Will Roku Soar 9x From Here?
Roku’s most recent financial report disappointed investors. Slowing streaming growth and lower ad spending, paired with economic uncertainty, have caused Roku’s stock to plummet.
Shares are down over 66% year to date and more than 80% compared to the highs reached last year. The stock is so battered that many are staying away.
However, investors like Cathie Wood, CEO of ARK Invest, see the potential and are buying more shares as Roku’s stock hits new lows. Is now the time to buy Roku (ROKU)?
What Does Roku Offer?
Roku manufactures digital media players for video streaming.

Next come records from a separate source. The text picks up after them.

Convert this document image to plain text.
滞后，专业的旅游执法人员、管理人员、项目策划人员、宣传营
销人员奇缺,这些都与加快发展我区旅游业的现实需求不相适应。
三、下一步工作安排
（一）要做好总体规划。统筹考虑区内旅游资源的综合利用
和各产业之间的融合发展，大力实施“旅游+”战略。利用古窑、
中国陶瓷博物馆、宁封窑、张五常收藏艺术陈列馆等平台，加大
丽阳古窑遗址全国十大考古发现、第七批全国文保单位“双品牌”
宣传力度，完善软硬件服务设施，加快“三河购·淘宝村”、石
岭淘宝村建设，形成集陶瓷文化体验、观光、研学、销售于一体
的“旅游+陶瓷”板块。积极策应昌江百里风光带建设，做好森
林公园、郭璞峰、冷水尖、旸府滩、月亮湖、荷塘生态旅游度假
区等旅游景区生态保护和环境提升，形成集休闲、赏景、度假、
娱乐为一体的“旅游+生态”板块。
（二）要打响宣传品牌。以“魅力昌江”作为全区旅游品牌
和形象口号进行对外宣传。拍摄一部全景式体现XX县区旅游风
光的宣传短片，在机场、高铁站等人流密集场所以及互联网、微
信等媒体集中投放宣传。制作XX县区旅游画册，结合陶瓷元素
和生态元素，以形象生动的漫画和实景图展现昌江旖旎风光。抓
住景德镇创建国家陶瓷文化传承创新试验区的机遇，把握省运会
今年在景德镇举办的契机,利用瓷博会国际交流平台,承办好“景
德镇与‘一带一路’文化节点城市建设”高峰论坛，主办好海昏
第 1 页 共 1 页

Roku’s claim is that it provides the simplest way to stream entertainment to your TV.
In 2008, Roku became the first streaming device; today, it’s the leading platform in the United States, Canada, and Mexico.
Roku has the advantage of being a first-mover in the market, and now holds a dominant position versus its peers.
A key driver of the company’s success has been Roku OS, the only operating system that’s purpose-built for televisions. This system ensures Roku users experience fewer video-start failures vs competitors. In the first quarter, Roku also tied for the lowest buffering time.
The company licenses its operating system to television manufacturers. Its ad-supported streaming service, The Roku Channel, drives growth and engagement. This channel features thousands of free movies and shows, live entertainment, news, and sports channels.
Could Roku’s Stock Soar?
The bear market, rising interest rates, and 40-year-high inflation haven’t helped Roku this year — but will these variables be short-lived? Will Roku’s stock make a significant comeback?
According to Cathie Wood, Roku stock could hit $605 a share by 2026. Although some believe this is a steep prediction, Wood has made bold predictions in the past, and she wasn’t far off. For example, in 2018, she predicted Tesla’s market cap to rise to over $700 billion when the company was worth just just north of $50 billion. Tesla famously eclipsed $1 trillion market cap in 2021.
Wood’s current Roku prediction implies a nearly 10x upside. So, what do the numbers say? How does Roku plan to grow?
Roku recently missed analysts’ consensus estimates. However, once you dig deeper, there is a hidden gem in the company’s latest report, showcasing Roku’s ability to boost revenue growth and profitability.
Sure the report was disappointing at first glance. Roku’s revenue was $764.4 million, increasing 18% year over year, while estimates called for revenue of $804 million. A loss per share of $0.82 was disappointing, but it’s not all doom and gloom.
Roku’s viewer base is growing: active accounts of 63.1 million climbed 14% year over year, driving 20.7 billion streaming hours, a jump of 19%. Plus, there’s that gem — Roku’s average revenue per user climbed by 21% to $44.10 — its highest rate ever. Roku is also gaining market share in the ad space. There’s plenty to be optimistic about.
What Does the Future Hold for Roku?
Roku continues to gain a strong market presence and is capitalizing on revenue earned through digital payments and advertising.
The company is well-positioned to cash in on a $26 billion connected TV advertising market, which is expected to grow by 24% this year — and hit nearly $50 billion by 2027.
In the first half of 2022, Roku’s platform revenue, which includes advertising, grew 32% year over year to $1.3 billion. The next decade holds a lot of promise for Roku investors if that pace of growth can be sustained.
When the economy strengthens and advertisers invest more heavily in connected TV platforms, Roku could see massive acceleration in adoption rates.
Is Now the Time to Buy ROKU Shares?
As of this writing, shares of ROKU are trading down significantly from the stock’s 52-week high of $405.34. Roku’s comparably low valuation presents a buying opportunity for those who plan to buy and hold for years, if not decades.
For those planning to buy in now, the near term may be less than ideal, even painful, but the long-term transition toward streaming should benefit patient investors. Roku shares are cheap now, and we see fair market value sitting just under $91 per share based on an analysis of cash flows.
If Wood is right, though, Roku is a volcano waiting to erupt with much greater upside. She’s surprised the market with outlandish forecasts before and been right, will she hit the bullseye again? Add Roku to your watchlist to find out.